Mrs Perks replied as she settled herself down in the armchair next to the
hearth. “Since Mr Perks passed on I don’t get many a visitor.”
Jack thought it odd that she
appeared so relaxed about being woken up in the middle of the night.
Perhaps she didn’t even realise what time it was? He put it down to the
unfortunate, and rather cruel, result of old age.
Mrs Perks poured out the tea
and handed him a cup and saucer. “Help yerself to milk and sugar, m’
dear,” she instructed softly.
Jack settled back in his
chair and sipped the hot beverage. Mrs. Perks handed him a plate with a
slice of cake neatly placed upon it and he thanked her. He took a
bite. The taste of the light, airy sponge on his taste buds seemed to
soothe away his anger. “This is delicious, Mrs Perks,” he said between
mouthfuls. She smiled.
“It was Mr Perks’ favourite,”
she announced. Her expression seemed to
have changed, only slightly, but Jack could discern what seemed to be a slight look of malice in
her eyes. “He had a slice that night he passed on,” she continued.

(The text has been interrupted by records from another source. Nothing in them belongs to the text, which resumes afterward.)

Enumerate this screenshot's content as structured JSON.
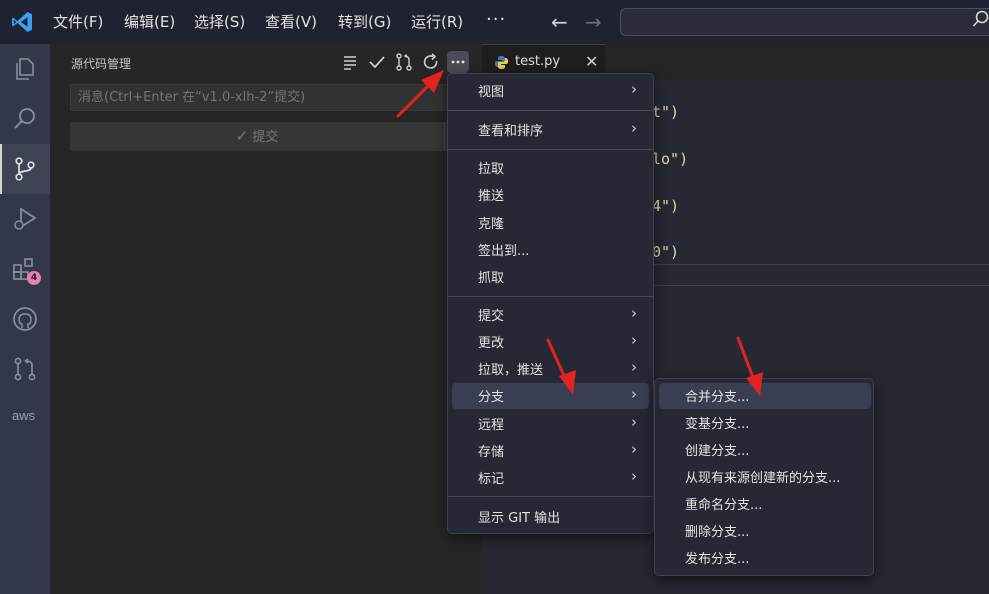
{
  "titlebar": {
    "menus": [
      "文件(F)",
      "编辑(E)",
      "选择(S)",
      "查看(V)",
      "转到(G)",
      "运行(R)"
    ],
    "more": "···",
    "search_placeholder": ""
  },
  "activitybar": {
    "items": [
      "explorer-icon",
      "search-icon",
      "source-control-icon",
      "run-debug-icon",
      "extensions-icon",
      "github-icon",
      "pull-request-icon",
      "aws-icon"
    ],
    "extensions_badge": "4",
    "aws_label": "aws"
  },
  "sidebar": {
    "title": "源代码管理",
    "message_placeholder": "消息(Ctrl+Enter 在“v1.0-xlh-2”提交)",
    "commit_label": "提交"
  },
  "editor": {
    "tab_label": "test.py",
    "code_lines": [
      {
        "text": "t\")"
      },
      {
        "text": "lo\")"
      },
      {
        "text": "4\")"
      },
      {
        "text": "0\")"
      }
    ]
  },
  "menu_main": {
    "groups": [
      [
        {
          "label": "视图",
          "sub": true
        }
      ],
      [
        {
          "label": "查看和排序",
          "sub": true
        }
      ],
      [
        {
          "label": "拉取"
        },
        {
          "label": "推送"
        },
        {
          "label": "克隆"
        },
        {
          "label": "签出到..."
        },
        {
          "label": "抓取"
        }
      ],
      [
        {
          "label": "提交",
          "sub": true
        },
        {
          "label": "更改",
          "sub": true
        },
        {
          "label": "拉取，推送",
          "sub": true
        },
        {
          "label": "分支",
          "sub": true,
          "active": true
        },
        {
          "label": "远程",
          "sub": true
        },
        {
          "label": "存储",
          "sub": true
        },
        {
          "label": "标记",
          "sub": true
        }
      ],
      [
        {
          "label": "显示 GIT 输出"
        }
      ]
    ]
  },
  "menu_branch": {
    "items": [
      "合并分支...",
      "变基分支...",
      "创建分支...",
      "从现有来源创建新的分支...",
      "重命名分支...",
      "删除分支...",
      "发布分支..."
    ],
    "active_index": 0
  },
  "colors": {
    "accent_arrow": "#e32222",
    "badge": "#e87fb8",
    "menu_bg": "#262836",
    "menu_active": "#3a3e52"
  }
}
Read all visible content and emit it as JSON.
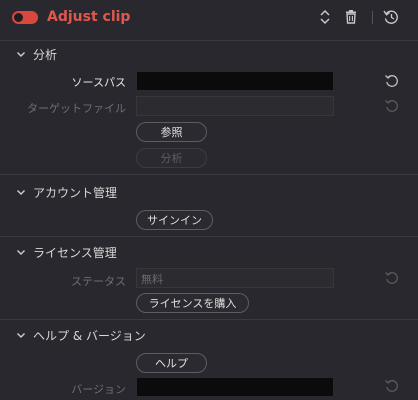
{
  "header": {
    "title": "Adjust clip",
    "enabled": true,
    "icons": [
      "updown-chevron-icon",
      "trash-icon",
      "reset-all-icon"
    ]
  },
  "analysis": {
    "title": "分析",
    "source_path_label": "ソースパス",
    "source_path_value": "",
    "target_file_label": "ターゲットファイル",
    "target_file_value": "",
    "browse_button": "参照",
    "analyze_button": "分析"
  },
  "account": {
    "title": "アカウント管理",
    "signin_button": "サインイン"
  },
  "license": {
    "title": "ライセンス管理",
    "status_label": "ステータス",
    "status_value": "無料",
    "buy_button": "ライセンスを購入"
  },
  "help": {
    "title": "ヘルプ & バージョン",
    "help_button": "ヘルプ",
    "version_label": "バージョン",
    "version_value": ""
  },
  "colors": {
    "accent": "#e2574c",
    "background": "#28282e"
  }
}
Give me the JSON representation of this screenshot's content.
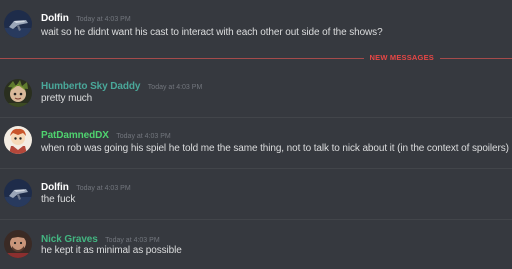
{
  "colors": {
    "background": "#36393f",
    "new_messages": "#e64645",
    "name_white": "#ffffff",
    "name_teal": "#43b581",
    "name_green": "#4fd36f",
    "name_cyan": "#4aa89a"
  },
  "divider": {
    "label": "NEW MESSAGES"
  },
  "messages": [
    {
      "author": "Dolfin",
      "timestamp": "Today at 4:03 PM",
      "text": "wait so he didnt want his cast to interact with each other out side of the shows?",
      "avatar": "dolfin-avatar"
    },
    {
      "author": "Humberto Sky Daddy",
      "timestamp": "Today at 4:03 PM",
      "text": "pretty much",
      "avatar": "humberto-avatar"
    },
    {
      "author": "PatDamnedDX",
      "timestamp": "Today at 4:03 PM",
      "text": "when rob was going his spiel he told me the same thing, not to talk to nick about it (in the context of spoilers)",
      "avatar": "patdamned-avatar"
    },
    {
      "author": "Dolfin",
      "timestamp": "Today at 4:03 PM",
      "text": "the fuck",
      "avatar": "dolfin-avatar"
    },
    {
      "author": "Nick Graves",
      "timestamp": "Today at 4:03 PM",
      "text": "he kept it as minimal as possible",
      "avatar": "nick-avatar"
    }
  ]
}
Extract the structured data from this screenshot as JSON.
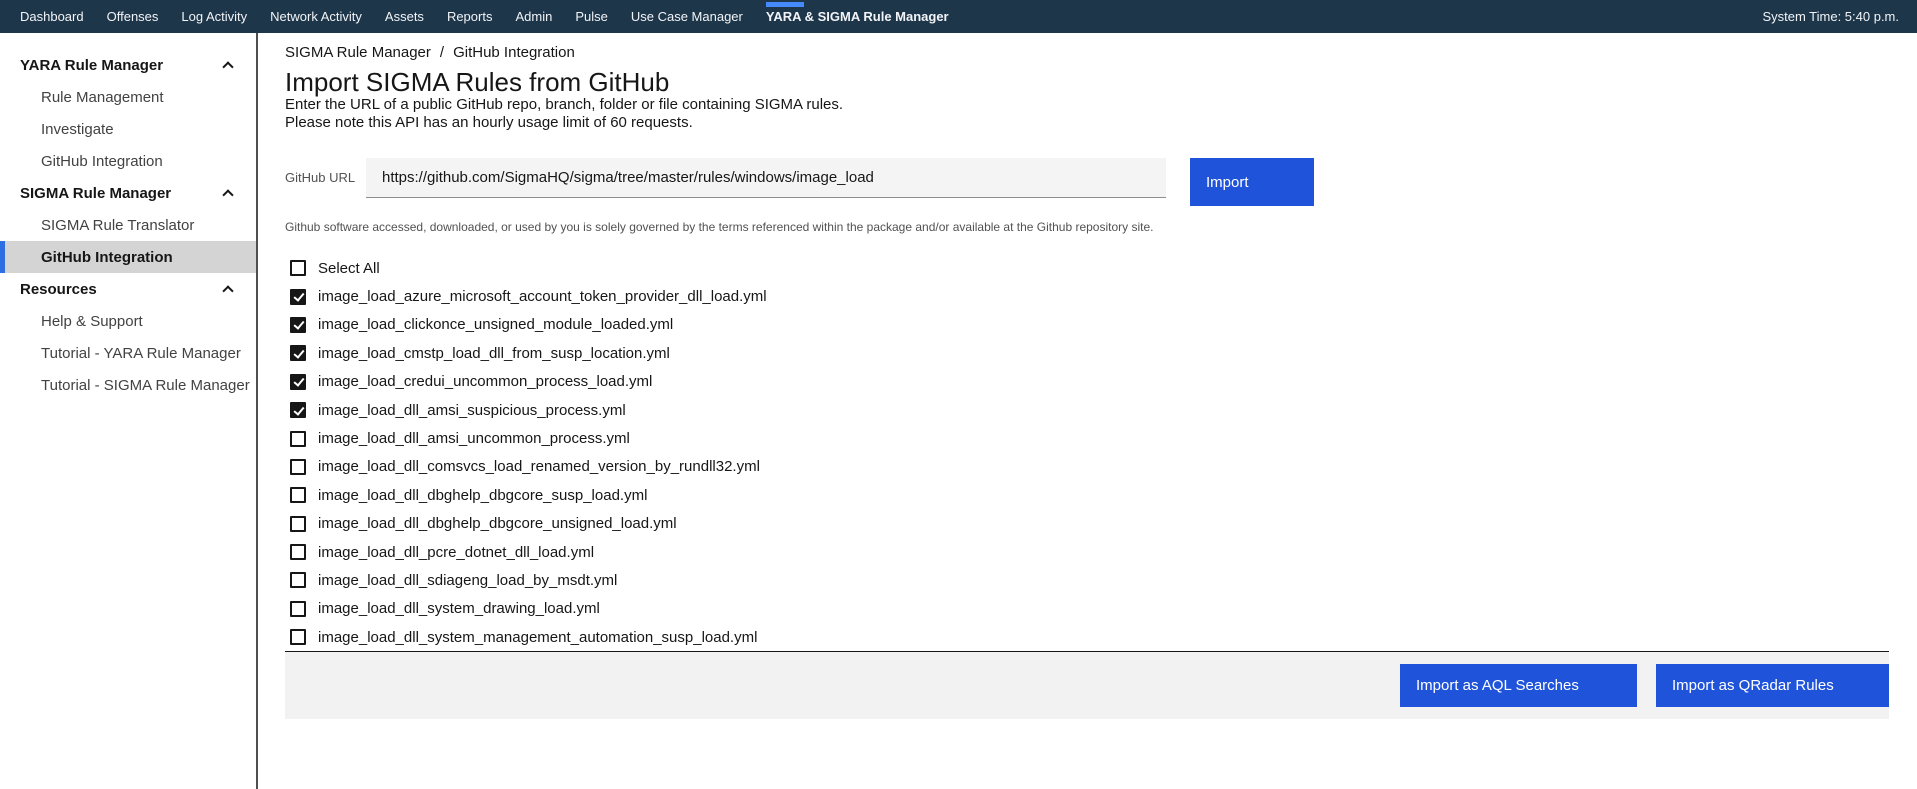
{
  "colors": {
    "top_nav_bg": "#1d3649",
    "nav_active_indicator": "#4589ff",
    "primary_button": "#1e53da",
    "sidebar_active_bar": "#2d6ee0",
    "sidebar_active_bg": "#d4d4d4",
    "input_bg": "#f4f4f4",
    "footer_bg": "#f2f2f2"
  },
  "top_nav": {
    "items": [
      {
        "label": "Dashboard",
        "active": false
      },
      {
        "label": "Offenses",
        "active": false
      },
      {
        "label": "Log Activity",
        "active": false
      },
      {
        "label": "Network Activity",
        "active": false
      },
      {
        "label": "Assets",
        "active": false
      },
      {
        "label": "Reports",
        "active": false
      },
      {
        "label": "Admin",
        "active": false
      },
      {
        "label": "Pulse",
        "active": false
      },
      {
        "label": "Use Case Manager",
        "active": false
      },
      {
        "label": "YARA & SIGMA Rule Manager",
        "active": true
      }
    ],
    "system_time": "System Time: 5:40 p.m."
  },
  "sidebar": {
    "sections": [
      {
        "header": "YARA Rule Manager",
        "chevron": "chevron-up",
        "items": [
          {
            "label": "Rule Management",
            "active": false
          },
          {
            "label": "Investigate",
            "active": false
          },
          {
            "label": "GitHub Integration",
            "active": false
          }
        ]
      },
      {
        "header": "SIGMA Rule Manager",
        "chevron": "chevron-up",
        "items": [
          {
            "label": "SIGMA Rule Translator",
            "active": false
          },
          {
            "label": "GitHub Integration",
            "active": true
          }
        ]
      },
      {
        "header": "Resources",
        "chevron": "chevron-up",
        "items": [
          {
            "label": "Help & Support",
            "active": false
          },
          {
            "label": "Tutorial - YARA Rule Manager",
            "active": false
          },
          {
            "label": "Tutorial - SIGMA Rule Manager",
            "active": false
          }
        ]
      }
    ]
  },
  "breadcrumb": {
    "items": [
      "SIGMA Rule Manager",
      "GitHub Integration"
    ],
    "separator": "/"
  },
  "header": {
    "title": "Import SIGMA Rules from GitHub",
    "description_line1": "Enter the URL of a public GitHub repo, branch, folder or file containing SIGMA rules.",
    "description_line2": "Please note this API has an hourly usage limit of 60 requests."
  },
  "form": {
    "url_label": "GitHub URL",
    "url_value": "https://github.com/SigmaHQ/sigma/tree/master/rules/windows/image_load",
    "import_button_label": "Import",
    "disclaimer": "Github software accessed, downloaded, or used by you is solely governed by the terms referenced within the package and/or available at the Github repository site."
  },
  "file_list": {
    "select_all_label": "Select All",
    "select_all_checked": false,
    "files": [
      {
        "name": "image_load_azure_microsoft_account_token_provider_dll_load.yml",
        "checked": true
      },
      {
        "name": "image_load_clickonce_unsigned_module_loaded.yml",
        "checked": true
      },
      {
        "name": "image_load_cmstp_load_dll_from_susp_location.yml",
        "checked": true
      },
      {
        "name": "image_load_credui_uncommon_process_load.yml",
        "checked": true
      },
      {
        "name": "image_load_dll_amsi_suspicious_process.yml",
        "checked": true
      },
      {
        "name": "image_load_dll_amsi_uncommon_process.yml",
        "checked": false
      },
      {
        "name": "image_load_dll_comsvcs_load_renamed_version_by_rundll32.yml",
        "checked": false
      },
      {
        "name": "image_load_dll_dbghelp_dbgcore_susp_load.yml",
        "checked": false
      },
      {
        "name": "image_load_dll_dbghelp_dbgcore_unsigned_load.yml",
        "checked": false
      },
      {
        "name": "image_load_dll_pcre_dotnet_dll_load.yml",
        "checked": false
      },
      {
        "name": "image_load_dll_sdiageng_load_by_msdt.yml",
        "checked": false
      },
      {
        "name": "image_load_dll_system_drawing_load.yml",
        "checked": false
      },
      {
        "name": "image_load_dll_system_management_automation_susp_load.yml",
        "checked": false
      }
    ]
  },
  "footer": {
    "import_aql_label": "Import as AQL Searches",
    "import_qradar_label": "Import as QRadar Rules"
  }
}
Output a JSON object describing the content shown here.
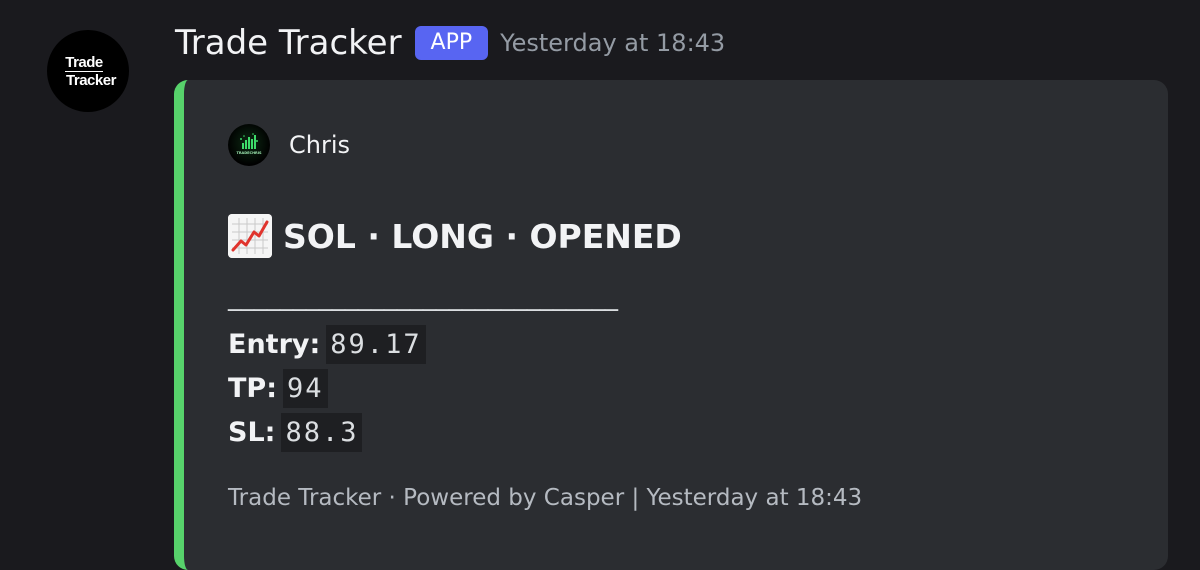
{
  "bot": {
    "avatar_text_line1": "Trade",
    "avatar_text_line2": "Tracker",
    "name": "Trade Tracker",
    "badge": "APP",
    "timestamp": "Yesterday at 18:43"
  },
  "embed": {
    "accent_color": "#57d26b",
    "author": {
      "name": "Chris",
      "avatar_text": "TRADECHRIS"
    },
    "title": {
      "icon": "chart-increasing-icon",
      "text": "SOL · LONG · OPENED"
    },
    "divider": "______________________________",
    "fields": [
      {
        "label": "Entry:",
        "value": "89.17"
      },
      {
        "label": "TP:",
        "value": "94"
      },
      {
        "label": "SL:",
        "value": "88.3"
      }
    ],
    "footer": "Trade Tracker · Powered by Casper | Yesterday at 18:43"
  }
}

Jack thought it an odd thing to remember
about the night of her husband’s passing, but again put it down to the ravages
of senility.
He heard scratching at the
sitting room door. “It seems your cat wishes to come in,” he said, taking
another sip of tea.
“I don’t have a cat,” was the
reply. Her voice seemed miles away. The door slowly opened and Jack
saw, through clouded vision, several creatures creeping into the sitting room,
on all fours, just as those he thought he had seen in his rear view
mirror. He tried to move, but he had lost all feeling in his arms and
legs. The drugged seeds had done their work again.
‘I’m sorry doctor, but they
are hungry,’ were the last words he heard.